Stolen Unencrypted Laptop Leads to Large HIPAA Settlement – Is Your Practice at Risk?

Two recent settlements imposed by the Office of Civil Rights (OCR) draw attention to the unacceptable risk to the security of patient information rendered by unencrypted devices, and the consequences that organizations, both large and small, may face resulting from a breach.   Susan McAndrew, Deputy Director of Health Information Privacy, stated it clearly for providers, “Our message to these organizations is simple: encryption is your best defense against these incidents.”

In the first case, Concentra Health Services has agreed to pay $1,725,220 to the OCR to settle potential violations resulting from the theft of an unencrypted laptop, according to the US Department of Health & Human Services (HHS). Although Concentra had taken steps to begin encrypting all devices, OCR found its efforts were “incomplete and inconsistent, over time leaving PHI [protected health information] vulnerable throughout the organization.”

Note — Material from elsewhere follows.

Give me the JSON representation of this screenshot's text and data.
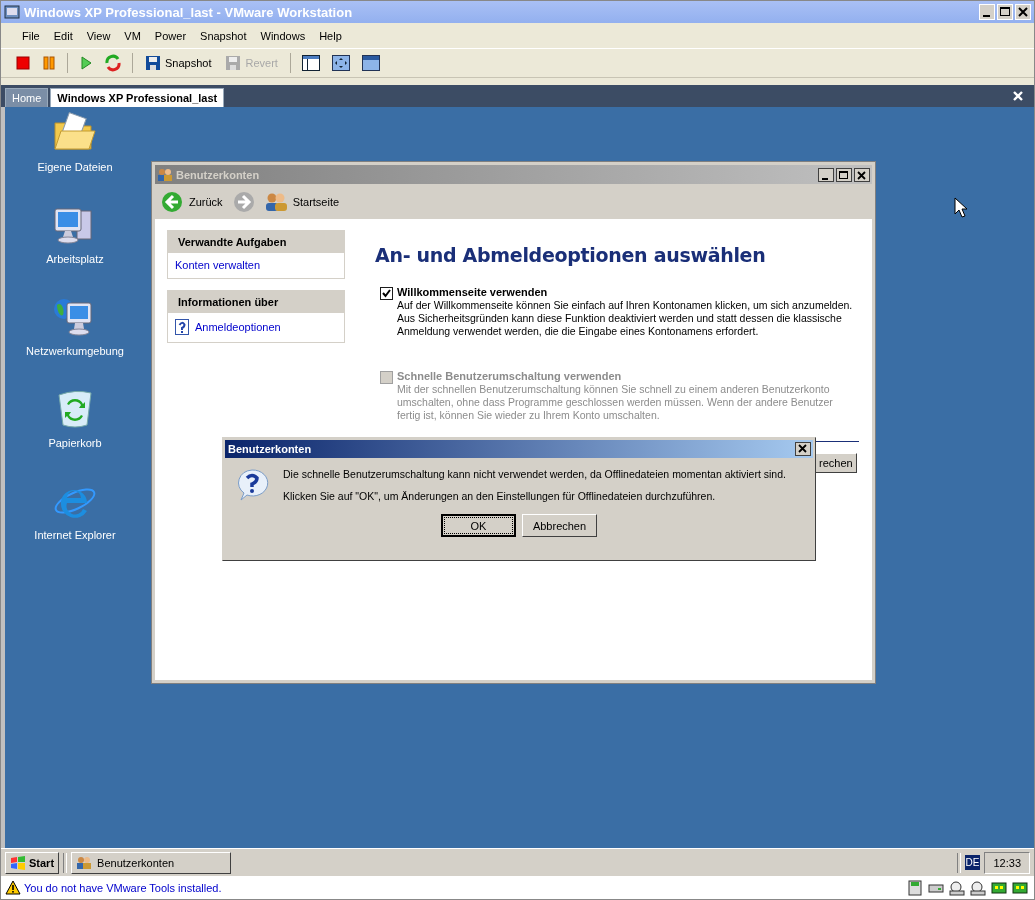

Additionally, and perhaps more concerning to small physician practices is the OCR’s enforcement action against QCA Health Plan in Arkansas. While Concentra’s stolen laptop put the PHI of 870 patients at risk, the laptop stolen from a QCA employee’s car held only 148 individuals’ PHI. This Arkansas insurer was fined $250,000 as the OCR felt that QCA’s “pervasive disregard of HIPAA security rule requirements from the April 2005 compliance date” called for a higher level of enforcement.

This is the second time OCR has taken corrective action against an organization for a breach affecting less than 500 individuals and demonstrates its willingness to enforce HIPAA on any breach—big or small.

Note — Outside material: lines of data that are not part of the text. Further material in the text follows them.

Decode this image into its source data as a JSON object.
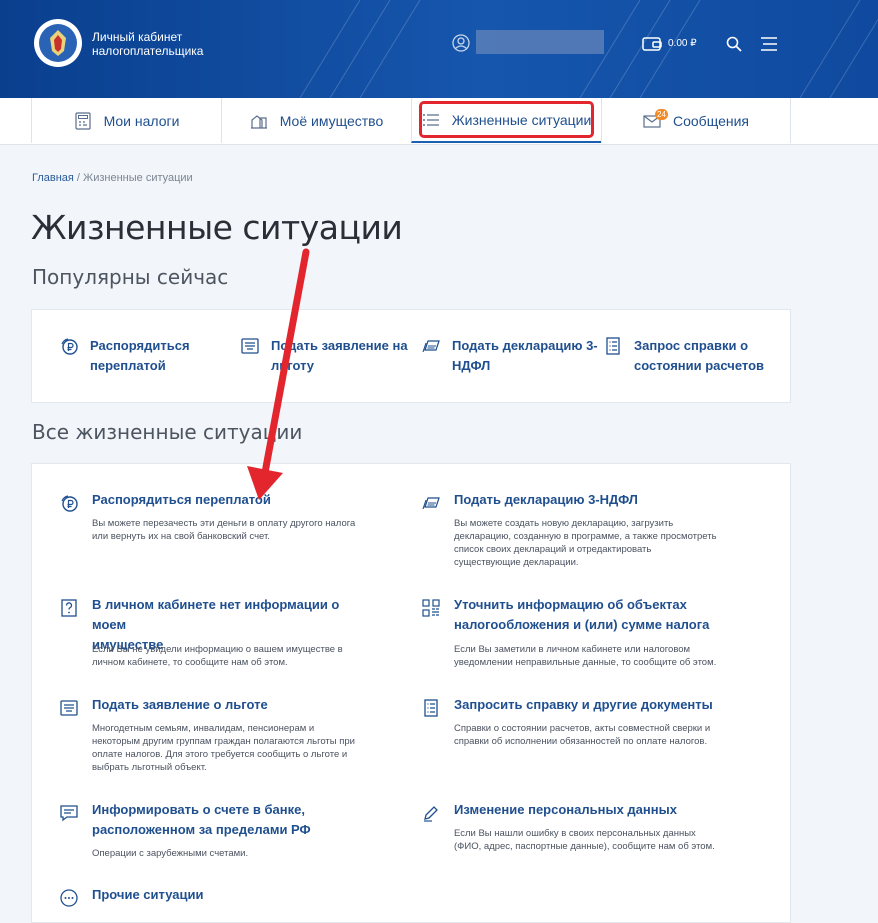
{
  "header": {
    "brand_line1": "Личный кабинет",
    "brand_line2": "налогоплательщика",
    "balance": "0.00 ₽"
  },
  "tabs": [
    {
      "label": "Мои налоги",
      "icon": "calculator-icon"
    },
    {
      "label": "Моё имущество",
      "icon": "property-icon"
    },
    {
      "label": "Жизненные ситуации",
      "icon": "list-icon"
    },
    {
      "label": "Сообщения",
      "icon": "envelope-icon",
      "badge": "24"
    }
  ],
  "breadcrumb": {
    "home": "Главная",
    "separator": " / ",
    "current": "Жизненные ситуации"
  },
  "page_title": "Жизненные ситуации",
  "popular": {
    "title": "Популярны сейчас",
    "items": [
      {
        "line1": "Распорядиться",
        "line2": "переплатой"
      },
      {
        "line1": "Подать заявление на",
        "line2": "льготу"
      },
      {
        "line1": "Подать декларацию 3-",
        "line2": "НДФЛ"
      },
      {
        "line1": "Запрос справки о",
        "line2": "состоянии расчетов"
      }
    ]
  },
  "all": {
    "title": "Все жизненные ситуации",
    "items": [
      {
        "title": "Распорядиться переплатой",
        "desc": [
          "Вы можете перезачесть эти деньги в оплату другого налога",
          "или вернуть их на свой банковский счет."
        ]
      },
      {
        "title": "Подать декларацию 3-НДФЛ",
        "desc": [
          "Вы можете создать новую декларацию, загрузить",
          "декларацию, созданную в программе, а также просмотреть",
          "список своих деклараций и отредактировать",
          "существующие декларации."
        ]
      },
      {
        "title": "В личном кабинете нет информации о моем",
        "title2": "имуществе",
        "desc": [
          "Если Вы не увидели информацию о вашем имуществе в",
          "личном кабинете, то сообщите нам об этом."
        ]
      },
      {
        "title": "Уточнить информацию об объектах",
        "title2": "налогообложения и (или) сумме налога",
        "desc": [
          "Если Вы заметили в личном кабинете или налоговом",
          "уведомлении неправильные данные, то сообщите об этом."
        ]
      },
      {
        "title": "Подать заявление о льготе",
        "desc": [
          "Многодетным семьям, инвалидам, пенсионерам и",
          "некоторым другим группам граждан полагаются льготы при",
          "оплате налогов. Для этого требуется сообщить о льготе и",
          "выбрать льготный объект."
        ]
      },
      {
        "title": "Запросить справку и другие документы",
        "desc": [
          "Справки о состоянии расчетов, акты совместной сверки и",
          "справки об исполнении обязанностей по оплате налогов."
        ]
      },
      {
        "title": "Информировать о счете в банке,",
        "title2": "расположенном за пределами РФ",
        "desc": [
          "Операции с зарубежными счетами."
        ]
      },
      {
        "title": "Изменение персональных данных",
        "desc": [
          "Если Вы нашли ошибку в своих персональных данных",
          "(ФИО, адрес, паспортные данные), сообщите нам об этом."
        ]
      },
      {
        "title": "Прочие ситуации",
        "desc": []
      }
    ]
  },
  "colors": {
    "header_bg": "#1656ad",
    "link": "#1f4f8f",
    "highlight": "#e3262e",
    "badge": "#f28b25"
  }
}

If your practice hasn’t started planning for device encryption, now is the time to start. The daily headlines evidence that it is no longer about protecting PHI if you experience a breach, but when. Take the time to protect your patients and your practice. Some steps to consider include:

Consider taking advantage of educational programs regarding HIPAA Privacy & Security Rules compliance. OCR offers programs with free Continuing Medical Education credits and includes a program specifically on mobile device security.